Radiation Effects on Electronics

This project focuses on testing electronic devices under planetary conditions to ensure their reliability and functionality in space environments. The primary objective is to design and test electronic devices that are radiation-hardened, capable of withstanding the harsh radiation encountered in space applications. This project involves simulation and testing, design optimization and performance evaluation.

• Simulation and Testing: The project involves simulating the radiation environment encountered in space and subjecting electronic devices to these conditions in controlled laboratory settings. This includes exposure to ionizing radiation such as gamma rays, X-rays, and charged particles.
• Design Optimization: Researchers work on optimizing the design of electronic components and systems to enhance their radiation tolerance. This may involve using radiation-hardened materials, implementing redundancy and fault-tolerant architectures, and employing shielding techniques to minimize the impact of radiation.
• Performance Evaluation: Electronic devices are rigorously tested to evaluate their performance and reliability under radiation exposure. This includes assessing parameters such as functionality, speed, power consumption, and degradation over time.

The ultimate goal of the project is to develop radiation-hardened electronic devices suitable for use in space missions. These devices may be deployed in satellites, spacecraft, space probes, and other space exploration vehicles, where they are exposed to high levels of radiation.

Faculty engaged in chip research

• Nabila Shamim – Chemical Engineering – nanomaterials characterization
• Lin Li – Computer Science – data science and machine learning
• Jaejong Park – Mechanical Engineering – advanced manufacturing
• Dr.
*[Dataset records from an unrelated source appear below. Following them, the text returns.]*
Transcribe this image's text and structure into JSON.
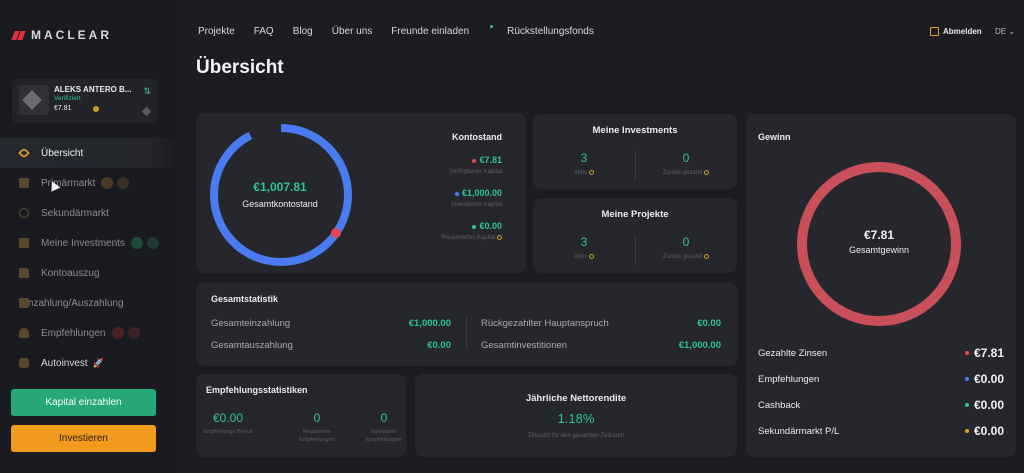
{
  "brand": {
    "name": "MACLEAR"
  },
  "account": {
    "name": "ALEKS ANTERO B...",
    "status": "Verifiziert",
    "balance": "€7.81"
  },
  "sidebar": {
    "items": [
      {
        "label": "Übersicht",
        "icon": "eye-icon",
        "active": true
      },
      {
        "label": "Primärmarkt",
        "icon": "box-icon",
        "badge_colors": [
          "#4a3a22",
          "#4a3a22"
        ]
      },
      {
        "label": "Sekundärmarkt",
        "icon": "clock-icon"
      },
      {
        "label": "Meine Investments",
        "icon": "wallet-icon",
        "badge_colors": [
          "#1e4a3a",
          "#1e4a3a"
        ]
      },
      {
        "label": "Kontoauszug",
        "icon": "folder-icon"
      },
      {
        "label": "Einzahlung/Auszahlung",
        "icon": "card-icon"
      },
      {
        "label": "Empfehlungen",
        "icon": "people-icon",
        "badge_colors": [
          "#4a2226",
          "#4a2226"
        ]
      },
      {
        "label": "Autoinvest",
        "icon": "bot-icon"
      }
    ],
    "deposit_button": "Kapital einzahlen",
    "invest_button": "Investieren"
  },
  "topnav": {
    "links": [
      "Projekte",
      "FAQ",
      "Blog",
      "Über uns",
      "Freunde einladen",
      "Rückstellungsfonds"
    ],
    "logout": "Abmelden",
    "language": "DE"
  },
  "page": {
    "title": "Übersicht"
  },
  "kontostand": {
    "title": "Kontostand",
    "total": "€1,007.81",
    "total_label": "Gesamtkontostand",
    "rows": [
      {
        "value": "€7.81",
        "label": "Verfügbares Kapital",
        "color": "#e04a56"
      },
      {
        "value": "€1,000.00",
        "label": "Investiertes Kapital",
        "color": "#4a7bf0"
      },
      {
        "value": "€0.00",
        "label": "Reserviertes Kapital",
        "color": "#2fc38f"
      }
    ]
  },
  "meine_investments": {
    "title": "Meine Investments",
    "left": {
      "value": "3",
      "label": "Aktiv"
    },
    "right": {
      "value": "0",
      "label": "Zurück gezahlt"
    }
  },
  "meine_projekte": {
    "title": "Meine Projekte",
    "left": {
      "value": "3",
      "label": "Aktiv"
    },
    "right": {
      "value": "0",
      "label": "Zurück gezahlt"
    }
  },
  "gewinn": {
    "title": "Gewinn",
    "total": "€7.81",
    "total_label": "Gesamtgewinn",
    "rows": [
      {
        "label": "Gezahlte Zinsen",
        "value": "€7.81",
        "color": "#e04a56"
      },
      {
        "label": "Empfehlungen",
        "value": "€0.00",
        "color": "#4a7bf0"
      },
      {
        "label": "Cashback",
        "value": "€0.00",
        "color": "#2fc38f"
      },
      {
        "label": "Sekundärmarkt P/L",
        "value": "€0.00",
        "color": "#f29a1e"
      }
    ]
  },
  "gesamtstatistik": {
    "title": "Gesamtstatistik",
    "left": [
      {
        "label": "Gesamteinzahlung",
        "value": "€1,000.00"
      },
      {
        "label": "Gesamtauszahlung",
        "value": "€0.00"
      }
    ],
    "right": [
      {
        "label": "Rückgezahlter Hauptanspruch",
        "value": "€0.00"
      },
      {
        "label": "Gesamtinvestitionen",
        "value": "€1,000.00"
      }
    ]
  },
  "empfehlungsstatistiken": {
    "title": "Empfehlungsstatistiken",
    "cols": [
      {
        "value": "€0.00",
        "label": "Empfehlungs Bonus"
      },
      {
        "value": "0",
        "label": "Registrierte Empfehlungen"
      },
      {
        "value": "0",
        "label": "Investierte Empfehlungen"
      }
    ]
  },
  "jaehrliche_rendite": {
    "title": "Jährliche Nettorendite",
    "value": "1.18%",
    "note": "Zinssatz für den gesamten Zeitraum"
  },
  "colors": {
    "accent_green": "#2fc38f",
    "accent_orange": "#f29a1e",
    "ring_blue": "#4a7bf0",
    "ring_red": "#c9505a"
  },
  "kontostand_ring_fraction": 0.992
}
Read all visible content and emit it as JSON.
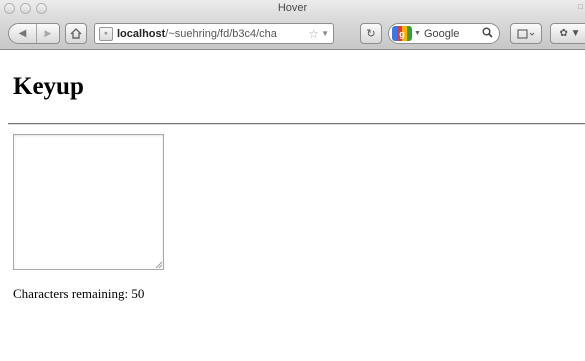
{
  "window": {
    "title": "Hover"
  },
  "toolbar": {
    "url_host": "localhost",
    "url_path": "/~suehring/fd/b3c4/cha",
    "search_engine": "Google",
    "icons": [
      "back-icon",
      "forward-icon",
      "home-icon",
      "site-icon",
      "star-icon",
      "reload-icon",
      "google-icon",
      "search-icon",
      "bookmarks-icon",
      "addon-icon"
    ]
  },
  "page": {
    "heading": "Keyup",
    "textarea_value": "",
    "remaining_label": "Characters remaining: 50"
  }
}
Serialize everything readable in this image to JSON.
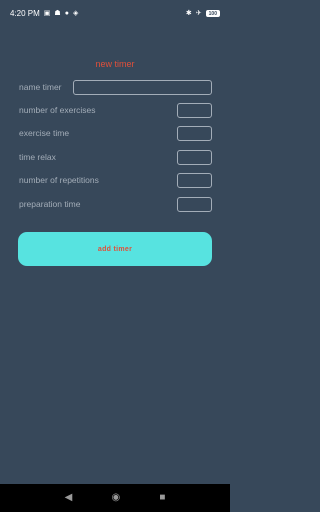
{
  "status_bar": {
    "time": "4:20 PM",
    "battery": "100"
  },
  "form": {
    "title": "new timer",
    "fields": [
      {
        "label": "name timer"
      },
      {
        "label": "number of exercises"
      },
      {
        "label": "exercise time"
      },
      {
        "label": "time relax"
      },
      {
        "label": "number of repetitions"
      },
      {
        "label": "preparation time"
      }
    ],
    "submit_label": "add timer"
  },
  "colors": {
    "background": "#37485a",
    "accent_button": "#57e3e0",
    "title_text": "#e0503a",
    "label_text": "#a3adb8"
  },
  "icons": {
    "status_left": [
      "gallery-icon",
      "users-icon",
      "facebook-icon",
      "location-icon"
    ],
    "status_right": [
      "bluetooth-icon",
      "airplane-icon",
      "battery-icon"
    ],
    "nav": [
      "back-icon",
      "home-icon",
      "recents-icon"
    ]
  }
}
Lai Jiang – Mechanical Engineering – advanced manufacturing
• Suxia Cui – Electrical and Computer Engineering – advanced computing
• Shuza Binzaid – Electrical and Computer Engineering – integrated circuit design
• Pamela Obiomon – integrated circuit design
• Annamalai Annamalai – Electrical and Computer Engineering – hardware security
• Mohamed Chouikha – Electrical and Computer Engineering – hardware security
• Richard Wilkins – Electrical and Computer Engineering – device characterization
• Lijun Qian – Electrical and Computer Engineering – artificial intelligence and machine learning

Research Centers Engaged in Chip and Semiconductor Research

The Center of Excellence in Research and Education for Big Military Data Intelligence (CREDIT:

Research into big data intelligence involve the development of specialized semiconductor devices optimized for processing large volumes of data efficiently and securely, including devices for quantum computing.

Center of Excellence for Cyber security (SECURE):

Semiconductor research  focus on developing secure hardware components and cryptographic systems to enhance cybersecurity measures.